Traffic Light Systems with a Visual Monitoring Module

In document Thesis submitted in fulfillment of the requirements for the degree of Doctor of Philosophy (halaman 37-42)

CHAPTER TWO LITERATURE REVIEW

2.1 Traffic Light Systems

2.1.2 Traffic Light Systems with a Visual Monitoring Module

Kastrinaki et al. (2003) and Padmadas et al. (2010) stated that video-based vehicle detection is a promising solution for traffic surveillance. Recently, it has played an important role in real-time traffic management systems. They added that video-based traffic monitoring systems offer a number of advantages. In addition to vehicle counting, more traffic information can be obtained by video images, including vehicle classifications and lane changes. Furthermore, the researchers stated that video cameras can be easily installed and used in mobile environments.
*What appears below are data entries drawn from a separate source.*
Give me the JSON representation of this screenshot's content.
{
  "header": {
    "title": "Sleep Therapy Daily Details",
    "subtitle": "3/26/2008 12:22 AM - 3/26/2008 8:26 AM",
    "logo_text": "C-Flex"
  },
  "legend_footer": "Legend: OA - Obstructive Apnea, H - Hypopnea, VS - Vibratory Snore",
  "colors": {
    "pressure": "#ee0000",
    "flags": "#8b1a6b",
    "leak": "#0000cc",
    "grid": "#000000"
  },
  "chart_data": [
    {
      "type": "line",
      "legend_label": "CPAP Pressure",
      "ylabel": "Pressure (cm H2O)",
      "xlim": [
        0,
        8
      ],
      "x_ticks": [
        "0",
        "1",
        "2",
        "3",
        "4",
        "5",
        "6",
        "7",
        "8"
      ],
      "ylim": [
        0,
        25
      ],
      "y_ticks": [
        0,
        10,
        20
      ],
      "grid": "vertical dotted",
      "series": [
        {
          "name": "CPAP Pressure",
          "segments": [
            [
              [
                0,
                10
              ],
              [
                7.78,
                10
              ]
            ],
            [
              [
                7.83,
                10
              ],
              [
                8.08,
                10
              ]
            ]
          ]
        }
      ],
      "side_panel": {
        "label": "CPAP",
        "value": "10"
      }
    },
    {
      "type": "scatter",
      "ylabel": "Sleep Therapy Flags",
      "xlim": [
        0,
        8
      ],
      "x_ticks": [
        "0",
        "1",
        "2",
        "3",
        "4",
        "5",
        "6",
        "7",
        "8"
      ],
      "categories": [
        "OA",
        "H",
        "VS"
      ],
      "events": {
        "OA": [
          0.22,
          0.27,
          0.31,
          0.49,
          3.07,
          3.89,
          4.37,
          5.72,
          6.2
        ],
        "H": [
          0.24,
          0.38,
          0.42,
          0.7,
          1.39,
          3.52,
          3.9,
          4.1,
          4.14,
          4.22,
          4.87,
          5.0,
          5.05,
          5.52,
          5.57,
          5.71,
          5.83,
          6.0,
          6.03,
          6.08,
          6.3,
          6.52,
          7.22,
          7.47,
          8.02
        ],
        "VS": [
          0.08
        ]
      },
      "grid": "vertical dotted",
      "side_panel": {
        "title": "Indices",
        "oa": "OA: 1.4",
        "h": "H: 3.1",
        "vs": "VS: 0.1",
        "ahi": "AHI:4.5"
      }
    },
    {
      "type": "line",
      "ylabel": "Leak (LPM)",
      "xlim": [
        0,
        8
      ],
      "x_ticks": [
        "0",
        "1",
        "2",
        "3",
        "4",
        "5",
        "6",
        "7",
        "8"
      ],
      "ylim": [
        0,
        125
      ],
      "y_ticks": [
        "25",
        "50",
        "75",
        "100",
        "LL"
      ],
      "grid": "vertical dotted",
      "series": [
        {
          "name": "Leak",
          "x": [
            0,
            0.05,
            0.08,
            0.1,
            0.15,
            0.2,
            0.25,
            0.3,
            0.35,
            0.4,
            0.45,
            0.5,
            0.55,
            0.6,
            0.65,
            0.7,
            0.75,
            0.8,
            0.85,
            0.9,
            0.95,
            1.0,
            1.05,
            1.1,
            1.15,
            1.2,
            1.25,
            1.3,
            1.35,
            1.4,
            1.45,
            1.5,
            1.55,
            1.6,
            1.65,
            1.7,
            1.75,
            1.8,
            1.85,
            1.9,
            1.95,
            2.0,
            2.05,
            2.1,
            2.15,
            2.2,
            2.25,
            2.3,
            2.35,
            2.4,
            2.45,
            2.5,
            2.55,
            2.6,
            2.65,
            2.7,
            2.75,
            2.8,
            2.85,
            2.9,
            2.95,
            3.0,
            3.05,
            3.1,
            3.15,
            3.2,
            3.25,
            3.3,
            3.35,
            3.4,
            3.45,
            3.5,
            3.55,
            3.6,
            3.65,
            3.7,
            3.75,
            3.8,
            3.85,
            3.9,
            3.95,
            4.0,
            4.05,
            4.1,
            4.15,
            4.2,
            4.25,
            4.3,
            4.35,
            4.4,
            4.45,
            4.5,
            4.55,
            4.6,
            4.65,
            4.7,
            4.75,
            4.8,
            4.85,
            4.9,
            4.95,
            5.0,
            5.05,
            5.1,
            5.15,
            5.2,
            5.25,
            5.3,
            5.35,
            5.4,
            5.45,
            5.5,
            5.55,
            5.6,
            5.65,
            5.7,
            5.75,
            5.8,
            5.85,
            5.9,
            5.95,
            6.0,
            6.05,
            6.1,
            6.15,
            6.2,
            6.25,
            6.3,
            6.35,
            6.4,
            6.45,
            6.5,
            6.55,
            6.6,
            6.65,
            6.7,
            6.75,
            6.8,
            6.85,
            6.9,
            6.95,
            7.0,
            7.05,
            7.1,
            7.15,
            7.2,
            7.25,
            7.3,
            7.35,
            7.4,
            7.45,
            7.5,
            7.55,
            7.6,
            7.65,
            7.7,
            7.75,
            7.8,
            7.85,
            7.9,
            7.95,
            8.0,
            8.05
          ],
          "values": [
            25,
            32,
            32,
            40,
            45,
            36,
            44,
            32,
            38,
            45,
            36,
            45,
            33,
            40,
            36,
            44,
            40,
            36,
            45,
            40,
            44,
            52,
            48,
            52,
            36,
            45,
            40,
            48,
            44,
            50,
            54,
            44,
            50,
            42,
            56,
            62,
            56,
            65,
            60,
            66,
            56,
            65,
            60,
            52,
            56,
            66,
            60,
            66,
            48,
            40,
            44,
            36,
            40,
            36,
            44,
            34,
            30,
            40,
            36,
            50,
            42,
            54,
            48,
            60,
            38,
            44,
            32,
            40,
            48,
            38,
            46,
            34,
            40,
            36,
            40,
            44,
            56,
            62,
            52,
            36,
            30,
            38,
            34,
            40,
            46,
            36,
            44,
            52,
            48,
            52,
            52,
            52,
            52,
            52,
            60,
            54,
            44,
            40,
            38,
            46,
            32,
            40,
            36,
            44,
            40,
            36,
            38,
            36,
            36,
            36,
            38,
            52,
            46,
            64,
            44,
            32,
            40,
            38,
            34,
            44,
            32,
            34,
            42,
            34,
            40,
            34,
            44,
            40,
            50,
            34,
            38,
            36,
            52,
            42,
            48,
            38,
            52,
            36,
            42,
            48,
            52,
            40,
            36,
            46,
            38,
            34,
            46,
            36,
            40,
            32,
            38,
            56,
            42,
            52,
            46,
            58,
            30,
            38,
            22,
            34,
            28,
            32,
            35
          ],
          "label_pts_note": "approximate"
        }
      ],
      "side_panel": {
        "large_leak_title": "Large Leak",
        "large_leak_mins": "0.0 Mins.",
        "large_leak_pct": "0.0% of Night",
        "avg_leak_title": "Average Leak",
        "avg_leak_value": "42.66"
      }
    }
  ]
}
A computer vision approach has been used widely in classifying vehicles on motorway, measuring vehicles speed and for automatic accident monitoring and intelligent vehicle environment such as, the works by Houben et al. (2009), Kiratiratanapruk and Siddhichai (2009) and Surgailis et al. (2011) respectively. Recently the computer vision approach is used to determine traffic conditions. The next section focuses on previous works related to the goal of this research.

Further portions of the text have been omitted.